Pubblicato il: 2 Dicembre 2014
I capricci: a cosa servono?
Ciò che comunemente e, a mio parere, anche erroneamente, chiamiamo capriccio è un’affermazione del carattere e della progressiva indipendenza e autonomia del bambino.
A partire dal 2° anno di vita, infatti, il bambino comincia a sperimentare una sorta di ambivalenza, anche se inconsapevole: ambivalenza e oscillazione tra l’esigenza di accudimento e protezione tipici della relazione con la mamma e le sue figure principali di riferimento, e una forte spinta (evolutiva) verso una maggiore indipendenza, verso l’esplorazione del mondo circostante, verso l’avventura!
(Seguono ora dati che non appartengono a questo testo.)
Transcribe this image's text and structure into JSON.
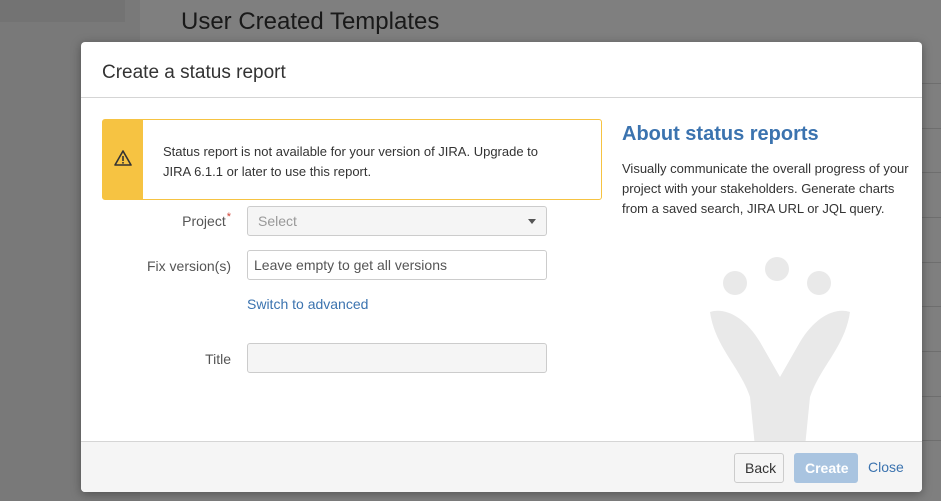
{
  "background": {
    "heading": "User Created Templates"
  },
  "dialog": {
    "title": "Create a status report",
    "warning": {
      "icon": "warning-icon",
      "text": "Status report is not available for your version of JIRA. Upgrade to JIRA 6.1.1 or later to use this report."
    },
    "form": {
      "project_label": "Project",
      "required_marker": "*",
      "project_placeholder": "Select",
      "fix_version_label": "Fix version(s)",
      "fix_version_placeholder": "Leave empty to get all versions",
      "switch_link": "Switch to advanced",
      "title_label": "Title",
      "title_value": ""
    },
    "about": {
      "title": "About status reports",
      "text": "Visually communicate the overall progress of your project with your stakeholders. Generate charts from a saved search, JIRA URL or JQL query.",
      "logo": "jira-logo-icon"
    },
    "footer": {
      "back": "Back",
      "create": "Create",
      "close": "Close"
    }
  },
  "colors": {
    "accent": "#3b73af",
    "warning": "#f6c342",
    "required": "#d04437",
    "create_disabled": "#a9c4e0"
  }
}
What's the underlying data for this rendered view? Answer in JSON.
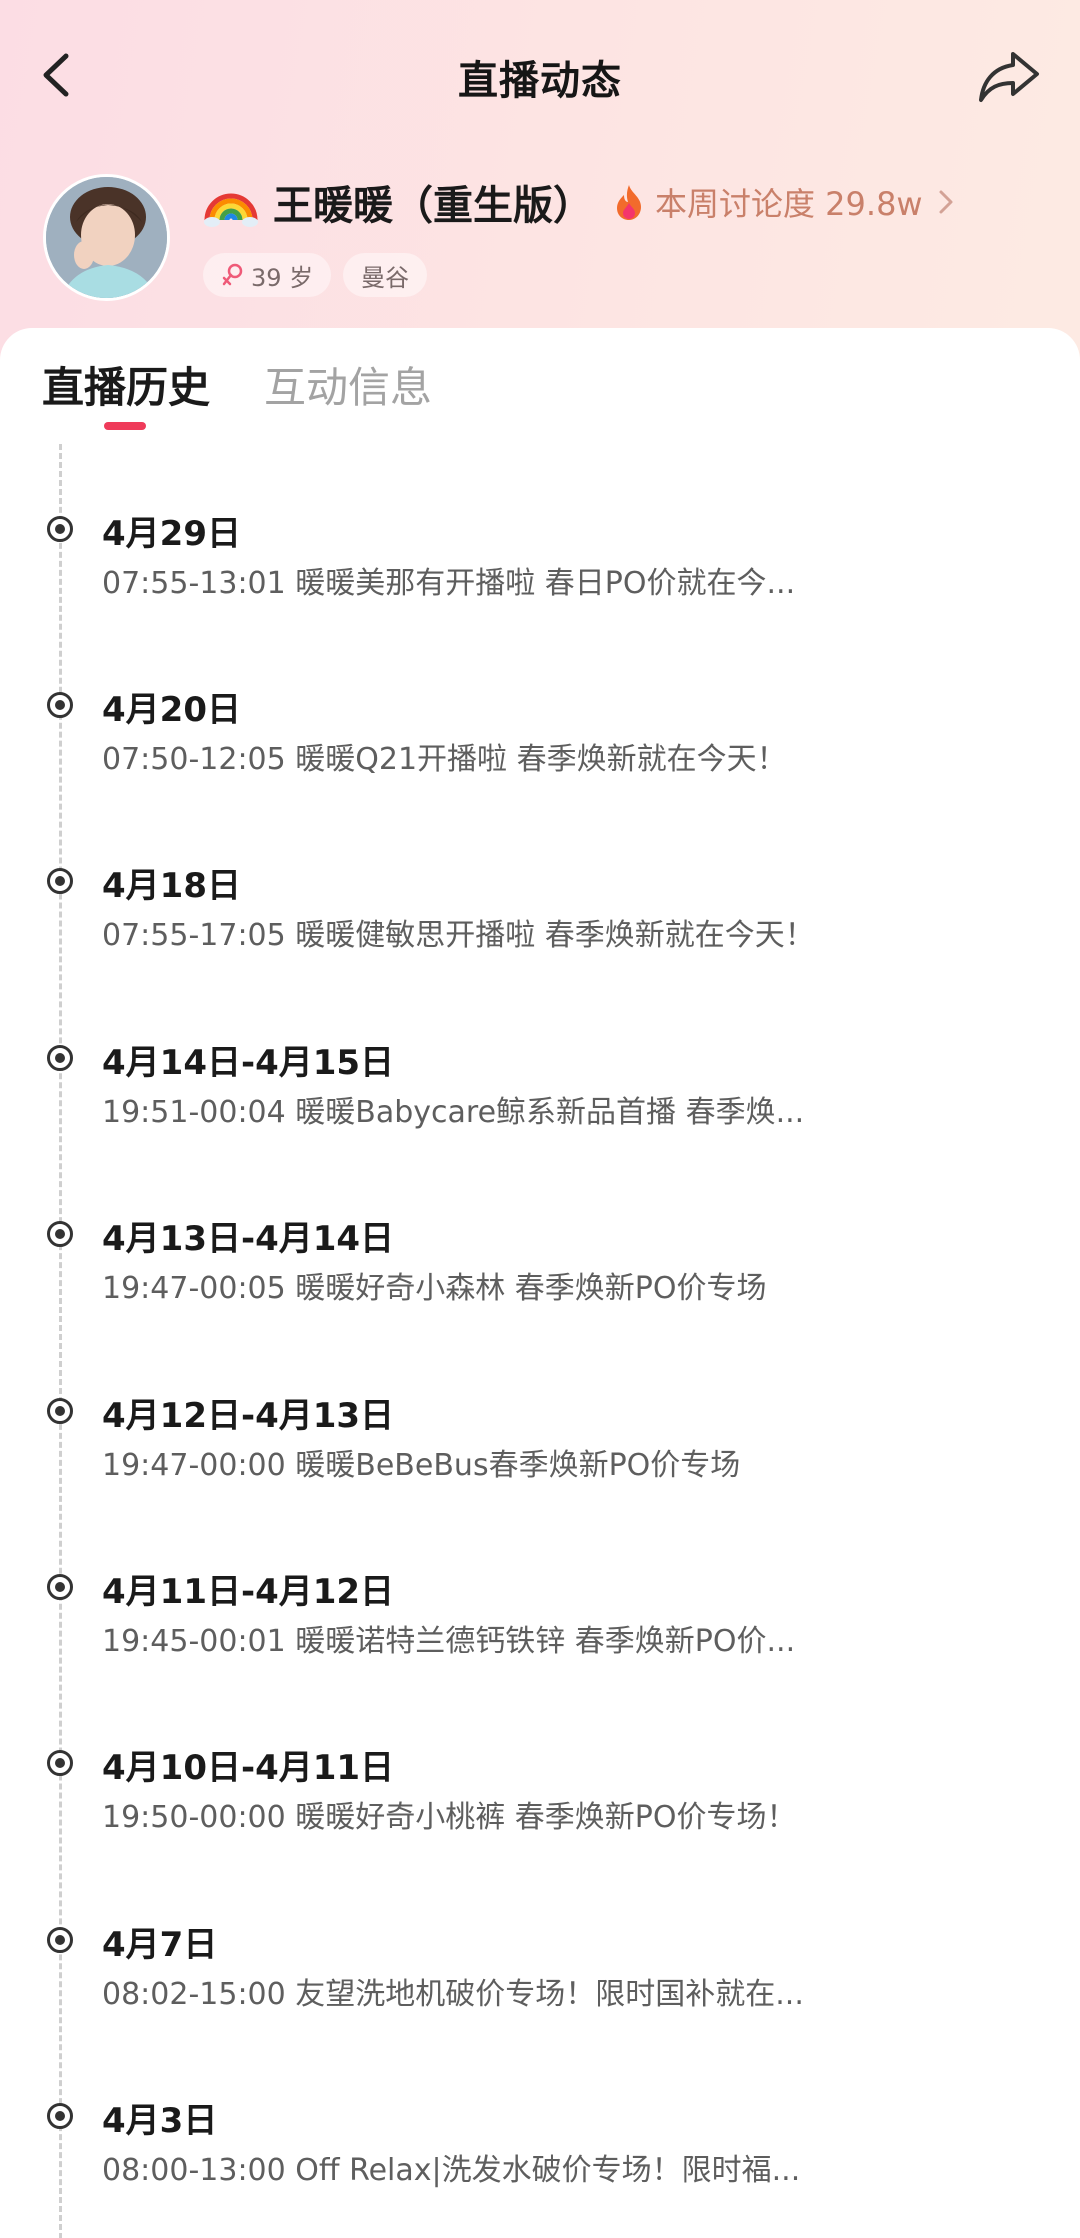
{
  "header": {
    "title": "直播动态",
    "back_icon": "chevron-left-icon",
    "share_icon": "share-arrow-icon"
  },
  "profile": {
    "name_icon": "rainbow-icon",
    "name": "王暖暖（重生版）",
    "heat_icon": "fire-icon",
    "heat_text": "本周讨论度 29.8w",
    "heat_chevron": "chevron-right-icon",
    "tags": [
      {
        "icon": "female-icon",
        "label": "39 岁"
      },
      {
        "label": "曼谷"
      }
    ]
  },
  "tabs": [
    {
      "label": "直播历史",
      "active": true
    },
    {
      "label": "互动信息",
      "active": false
    }
  ],
  "colors": {
    "accent": "#ef3b5a",
    "heat": "#c9806a",
    "text_primary": "#1a1a1a",
    "text_secondary": "#5e5e5e"
  },
  "history": [
    {
      "date": "4月29日",
      "desc": "07:55-13:01 暖暖美那有开播啦  春日PO价就在今..."
    },
    {
      "date": "4月20日",
      "desc": "07:50-12:05 暖暖Q21开播啦  春季焕新就在今天！"
    },
    {
      "date": "4月18日",
      "desc": "07:55-17:05 暖暖健敏思开播啦  春季焕新就在今天！"
    },
    {
      "date": "4月14日-4月15日",
      "desc": "19:51-00:04 暖暖Babycare鲸系新品首播 春季焕..."
    },
    {
      "date": "4月13日-4月14日",
      "desc": "19:47-00:05 暖暖好奇小森林  春季焕新PO价专场"
    },
    {
      "date": "4月12日-4月13日",
      "desc": "19:47-00:00 暖暖BeBeBus春季焕新PO价专场"
    },
    {
      "date": "4月11日-4月12日",
      "desc": "19:45-00:01 暖暖诺特兰德钙铁锌  春季焕新PO价..."
    },
    {
      "date": "4月10日-4月11日",
      "desc": "19:50-00:00 暖暖好奇小桃裤  春季焕新PO价专场！"
    },
    {
      "date": "4月7日",
      "desc": "08:02-15:00 友望洗地机破价专场！限时国补就在..."
    },
    {
      "date": "4月3日",
      "desc": "08:00-13:00 Off  Relax|洗发水破价专场！限时福..."
    }
  ]
}
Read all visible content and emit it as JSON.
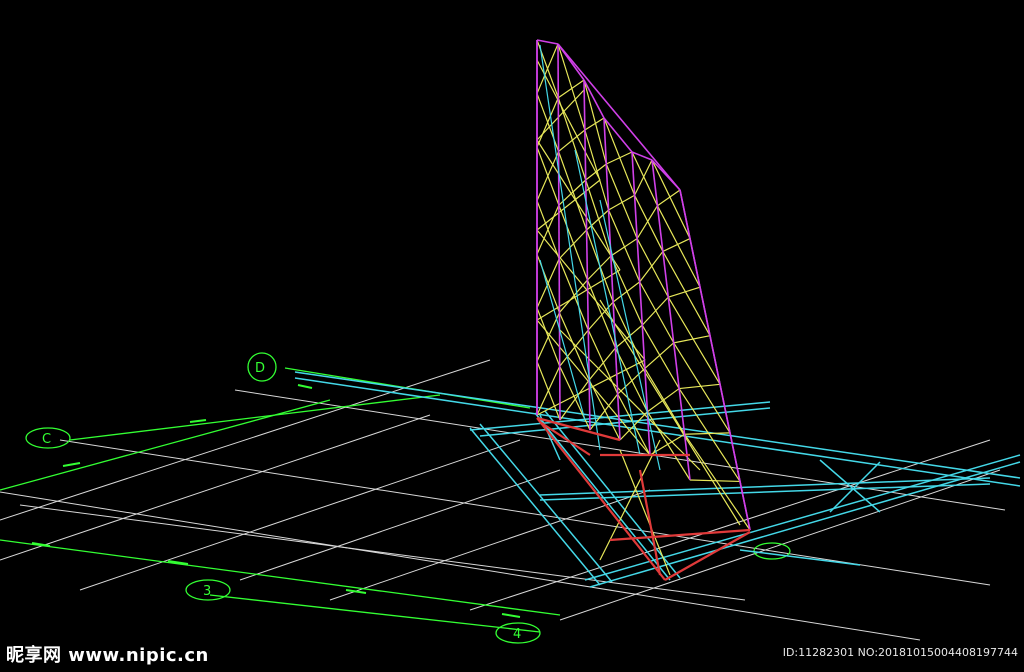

Una metafora interessante per raffigurarci questo processo è quella dell’elastico che si tende verso l’esterno (esplorazione, apprendimento), ma che torna indietro, nella posizione originaria (base sicura, protezione).Parliamo di caratteristiche necessarie e sane, per la crescita e il benessere del bambino.Il bambino è come pervaso da un forte desiderio di sperimentare, di sfidare il limite (ad esempio il divieto di fare qualcosa) e di superarlo (sanissimo!), possiede una maggiore autonomia cognitiva e competenza sociale, e si crede in grado di fare qualsiasi cosa: per questo chiede il riconoscimento di queste qualità, continuamente.
Quando si trova di fronte ad un divieto, ad un no (altrettanto sano e necessario!), il bambino avverte una frustrazione, un gap tra ciò che vorrebbe e ciò che può fare: è una frustrazione sana e necessaria affinché non venga a mancare il desiderio di scoperta, di apprendimento e di crescita così importanti nella vita.
Pensiamo ad un bambino che ottiene tutto, spesso ancor prima di chiedere qualcosa: si abitua a non dover chiedere, a non cercare con le proprie risorse di ottenere qualcosa, se pur semplice.Il bambino, di fronte al divieto o all’ostacolo protesta, e lo fa con tutta la forza di cui dispone: esprime rabbia (emozione fondamentale), e ciò lo aiuta a crescere in modo sano; impara che nella vita non tutto è concesso e scontato.Ecco perché ai genitori preoccupati per i continui capricci dei bambini si dice di non allarmarsi: paradossalmente è più bizzarro conoscere un bambino sempre calmo, tranquillo e ubbidiente!
- Osserviamo prima di tutto il contesto nel quale ci troviamo: cosa lo sta facendo arrabbiare? Dove ci troviamo? Quali sono le sue modalità di comportamento? In base a questo e a ciò che possiamo realisticamente fare, decidiamo di agire di conseguenza. Ad esempio, se fa una scenata al supermercato o in un parcheggio, e per noi non è sostenibile lasciarlo lì e aspettare che gli passi, non cambiamo posizione, non cediamo, ma portiamolo via gestendo in un secondo momento la cosa. Il bambino non può e non deve diventare il nostro tiranno!
- A seconda dell’età, valutiamo se possiamo spiegare al bambino cosa succede e il perché di un divieto o di una regola, ma non cediamo!
- Cerchiamo di non rimproverare il bambino nella sua persona, ma per il suo comportamentoche non approviamo; ad esempio, diciamogli “il tuo comportamento non mi piace”, anziché “tu non mi piaci quando fai così”.
- Riconosciamo al bambino la possibilità di arrabbiarsi e, anzi, stimoliamolo ad esplicitare i suoi vissuti e le sue emozioni, nell’ottica di un’educazione emozionale fondamentale per il futuro.